4. As we have said, the trial judge's secretary took
stenographic notes of the entire testimony and his notes are
available. It was stated at the bar that this gentleman stands
ready to read his notes into a dictaphone without charge to the
petitioner. In the light of these facts, it would seem that it is
possible to prepare an adequate bill of exceptions fairly
reflecting the purport of the testimony.
It has become the usual, because the more convenient, method to
prepare a bill of exceptions by the use of a stenographic
transcript of the evidence. Even so, the bill ought not to contain
all of the evidence, but only that which is relevant to the issues
made upon the appeal, and often it is expedient and satisfactory to
summarize the evidence and transmute it into narrative form.

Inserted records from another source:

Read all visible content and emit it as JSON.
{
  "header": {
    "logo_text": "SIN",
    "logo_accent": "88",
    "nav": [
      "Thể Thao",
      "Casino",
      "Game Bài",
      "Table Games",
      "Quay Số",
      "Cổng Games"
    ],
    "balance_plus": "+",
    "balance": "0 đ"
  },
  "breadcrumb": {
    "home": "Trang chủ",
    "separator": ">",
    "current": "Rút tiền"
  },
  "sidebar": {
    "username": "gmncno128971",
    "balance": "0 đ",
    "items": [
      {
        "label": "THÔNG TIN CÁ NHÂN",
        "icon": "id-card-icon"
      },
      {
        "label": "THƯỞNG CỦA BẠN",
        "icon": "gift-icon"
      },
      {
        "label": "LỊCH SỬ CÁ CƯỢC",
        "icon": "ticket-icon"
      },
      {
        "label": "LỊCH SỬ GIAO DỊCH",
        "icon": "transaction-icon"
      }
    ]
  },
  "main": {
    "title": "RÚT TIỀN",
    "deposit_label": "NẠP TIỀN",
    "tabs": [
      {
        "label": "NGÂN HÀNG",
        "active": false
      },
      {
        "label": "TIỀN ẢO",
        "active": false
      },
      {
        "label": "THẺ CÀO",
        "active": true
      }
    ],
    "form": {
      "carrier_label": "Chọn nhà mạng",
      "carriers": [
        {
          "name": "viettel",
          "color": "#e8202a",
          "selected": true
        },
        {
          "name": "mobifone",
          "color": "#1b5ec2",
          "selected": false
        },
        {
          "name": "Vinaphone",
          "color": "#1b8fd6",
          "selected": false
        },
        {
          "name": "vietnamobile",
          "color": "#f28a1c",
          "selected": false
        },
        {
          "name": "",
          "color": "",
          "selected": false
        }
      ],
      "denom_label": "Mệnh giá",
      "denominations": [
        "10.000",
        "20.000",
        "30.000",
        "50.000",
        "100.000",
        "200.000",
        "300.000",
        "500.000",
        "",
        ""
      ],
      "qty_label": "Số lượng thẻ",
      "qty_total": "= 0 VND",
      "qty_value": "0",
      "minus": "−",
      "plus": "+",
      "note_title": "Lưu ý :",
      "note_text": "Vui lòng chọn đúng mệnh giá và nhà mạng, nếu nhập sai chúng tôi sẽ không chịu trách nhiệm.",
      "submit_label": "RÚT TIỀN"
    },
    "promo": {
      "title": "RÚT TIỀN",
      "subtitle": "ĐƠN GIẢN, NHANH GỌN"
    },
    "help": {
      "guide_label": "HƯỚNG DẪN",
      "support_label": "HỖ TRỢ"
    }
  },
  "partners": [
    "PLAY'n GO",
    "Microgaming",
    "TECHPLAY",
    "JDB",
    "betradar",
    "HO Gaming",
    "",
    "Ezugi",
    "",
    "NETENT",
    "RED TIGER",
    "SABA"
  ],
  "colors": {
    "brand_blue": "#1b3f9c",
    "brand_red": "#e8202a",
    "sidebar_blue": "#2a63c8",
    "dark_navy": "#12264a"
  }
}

Historically, a bill of exceptions does not embody a verbatim
transcript of the evidence, but, on the contrary, a statement with
respect to the evidence adequate to present the contentions made in
the appellate court. Such a bill may be prepared from notes kept by
counsel, from the judge's notes, from the recollection of witnesses
as to what occurred at the trial, and, in short, from any and all
sources which will contribute to a veracious account of the trial
judge's action and the basis on which his ruling was invoked.
Page 317 U. S. 199
Counsel in this case could therefore have prepared and presented
to the trial judge, as was his duty, a bill of exceptions so
prepared, and it would then have become the duty of the trial judge
to approve it, if accurate, or, if not, to assist in making it
accurately reflect the trial proceedings. We are unwilling to hold
that the petitioner is foreclosed from obtaining a bill in the
circumstances of this case. Petitioner repeatedly insisted that
counsel procure a proper record on appeal to present the question
of the sufficiency of the evidence to sustain his conviction. The
petitioner did everything that lay within his power to obtain such
a proper record, and we think he should not be penalized for the
failure of his appointed counsel to take the necessary measures, if
the power exists to afford him a hearing on the point he deems
material.
5. We are of opinion that the Circuit Court of Appeals had power
in the circumstances to remand the cause for the settlement of a
proper bill of exceptions. Rule 4 of the Criminal Appeals' Rules
[
Footnote 6] provides that,
after the filing of the notice of appeal, the appellate court shall
have supervision of the proceedings on appeal, including the
proceedings relating to the preparation of the record on appeal,
and that it may entertain a motion for directions to the trial
court. This power extends to the procurement of a proper bill of
exceptions, [
Footnote 7] and
ought to be liberally exercised where the contention is that the
evidence is insufficient to support the verdict. [
Footnote 8]
We think the right course in this instance is to remand the
cause to the Circuit Court of Appeals in order that it may enter an
order permitting the settlement of a bill
Page 317 U. S. 200
of exceptions in the District Court to present the point urged
by petitioner. Upon the entry of such an order, it will be the duty
of counsel for petitioner to present a bill made up from the best
sources available. It will then become the duty of the district
judge to assist in amplifying, correcting, and perfecting this bill
from such sources, and to settle the same in order to present the
evidence given at the trial. From such a bill, the Circuit Court of
Appeals will no doubt be able to decide whether there was evidence
to sustain petitioner's conviction.
So ordered.
[
Footnote 1]
123 F.2d 715, 718.
[
Footnote 2]
124 F.2d 849.
[
Footnote 3]
126 F.2d 462.
[
Footnote 4]
28 U.S.C. § 832.
[
Footnote 5]
9 Comp.Gen. 503;
cf. 21 Comp.Gen. 347.
[
Footnote 6]
18 U.S.C. § 688ff.
[
Footnote 7]
Ray v. United States, 301 U. S. 158,
301 U. S. 164,
301 U. S. 167;
Holmes v. United States, 314 U.S. 583.
[
Footnote 8]
Hemphill v. United States, 312 U.S. 657.